Social determinants of dementia and institutional long-term care

Among the many concerns relating to population ageing is the growing number of people living with Alzheimer’s disease and other types of dementia. Progressive dementia is one of the most important causes of disability at older ages and people with dementia commonly need long-term institutional care at the end of life. This project will enhance understanding of the dynamics between socioeconomic, demographic and health-related factors that contribute to dementia risk throughout the life-course and the use of institutional long-term care with dementia.

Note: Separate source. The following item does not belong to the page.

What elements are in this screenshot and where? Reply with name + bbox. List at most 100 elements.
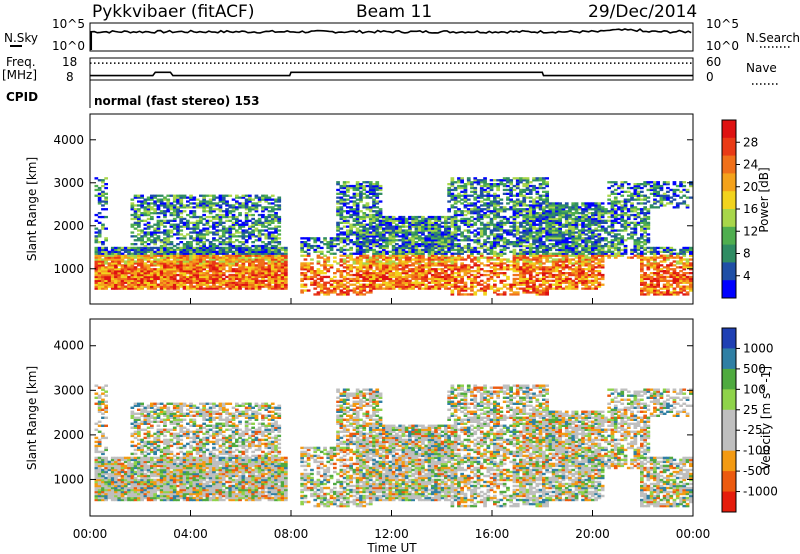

Keywords: Alzheimer’s disease, dementia, elderly, life course, long-term care, socioeconomic position, nursing home

Researcher: Kaarina Korhonen

Key publications:

Korhonen, K., Einiö, E., Leinonen, T., Tarkiainen, L., & Martikainen, P. (2018). Time-varying effects of socio-demographic and economic factors on the use of institutional long-term care before dementia-related death: A Finnish register-based study. PloS one, 13(6), e0199551.

Korhonen, K., Einiö, E., Leinonen, T., Tarkiainen, L., & Martikainen, P. (2020). Midlife socioeconomic position and old-age dementia mortality: a large prospective register-based study from Finland. BMJ open, 10(1)

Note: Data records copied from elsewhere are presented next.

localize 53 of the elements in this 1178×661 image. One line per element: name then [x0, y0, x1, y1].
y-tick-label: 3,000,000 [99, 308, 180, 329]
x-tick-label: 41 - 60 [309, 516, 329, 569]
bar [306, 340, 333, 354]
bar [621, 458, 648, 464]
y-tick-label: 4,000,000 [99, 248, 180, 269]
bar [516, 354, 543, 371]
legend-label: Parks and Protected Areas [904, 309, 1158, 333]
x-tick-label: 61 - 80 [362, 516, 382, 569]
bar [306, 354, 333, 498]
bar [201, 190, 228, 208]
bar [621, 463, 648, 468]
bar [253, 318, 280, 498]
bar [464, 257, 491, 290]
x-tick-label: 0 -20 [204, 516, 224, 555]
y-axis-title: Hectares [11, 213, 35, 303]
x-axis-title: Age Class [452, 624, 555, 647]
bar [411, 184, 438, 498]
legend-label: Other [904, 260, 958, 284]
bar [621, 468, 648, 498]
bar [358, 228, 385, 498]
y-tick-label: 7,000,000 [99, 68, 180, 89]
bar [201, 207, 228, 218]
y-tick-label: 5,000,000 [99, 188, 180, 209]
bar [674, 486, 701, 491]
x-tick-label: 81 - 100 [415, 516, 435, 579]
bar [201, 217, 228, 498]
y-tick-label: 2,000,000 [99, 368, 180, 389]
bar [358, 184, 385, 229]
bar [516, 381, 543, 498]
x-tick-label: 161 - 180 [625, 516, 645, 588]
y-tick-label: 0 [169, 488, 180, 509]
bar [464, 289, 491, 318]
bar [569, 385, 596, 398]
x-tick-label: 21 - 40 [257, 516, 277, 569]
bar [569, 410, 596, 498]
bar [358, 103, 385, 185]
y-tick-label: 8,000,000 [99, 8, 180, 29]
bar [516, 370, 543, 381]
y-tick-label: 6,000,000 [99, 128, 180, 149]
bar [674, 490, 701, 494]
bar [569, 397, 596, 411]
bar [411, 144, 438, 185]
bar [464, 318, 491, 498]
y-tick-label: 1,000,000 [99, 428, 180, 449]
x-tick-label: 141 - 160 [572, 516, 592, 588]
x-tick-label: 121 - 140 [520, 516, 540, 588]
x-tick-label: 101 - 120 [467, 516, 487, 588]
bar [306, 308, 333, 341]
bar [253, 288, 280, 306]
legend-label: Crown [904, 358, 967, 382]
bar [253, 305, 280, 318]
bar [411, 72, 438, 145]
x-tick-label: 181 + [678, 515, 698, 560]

Union stability and mental health in families with children: the role of grandparents

Growing family instability is suggested to increase the importance of multigenerational ties in contemporary societies. Previous studies propose that contacts with grandparents may improve children’s adjustment to parental separation, but it is unclear how grandparental characteristics shape the short-term and long-term mental health effects that parental separation has on children. Little is also known about the importance of grandparents for the separating parents’ own mental health. This study aims to fill these gaps. Using longitudinal register-data on all Finnish families with children, as well as their grandparents, we examine how the effect of parental separation on children’s mental health, and the association between parents’ separation and their own mental health, are shaped by grandparental characteristics.

Key words: mental health, union stability, intergenerational effects

Researchers: Niina Metsä-Simola, Hanna Remes

Key publications: Metsä-Simola, N., Baranowska-Rataj, A., Remes, H., Kühn, M., & Martikainen, P. (2024). Grandparental support and maternal depression: do grandparental characteristics matter more for separating mothers? Population Studies.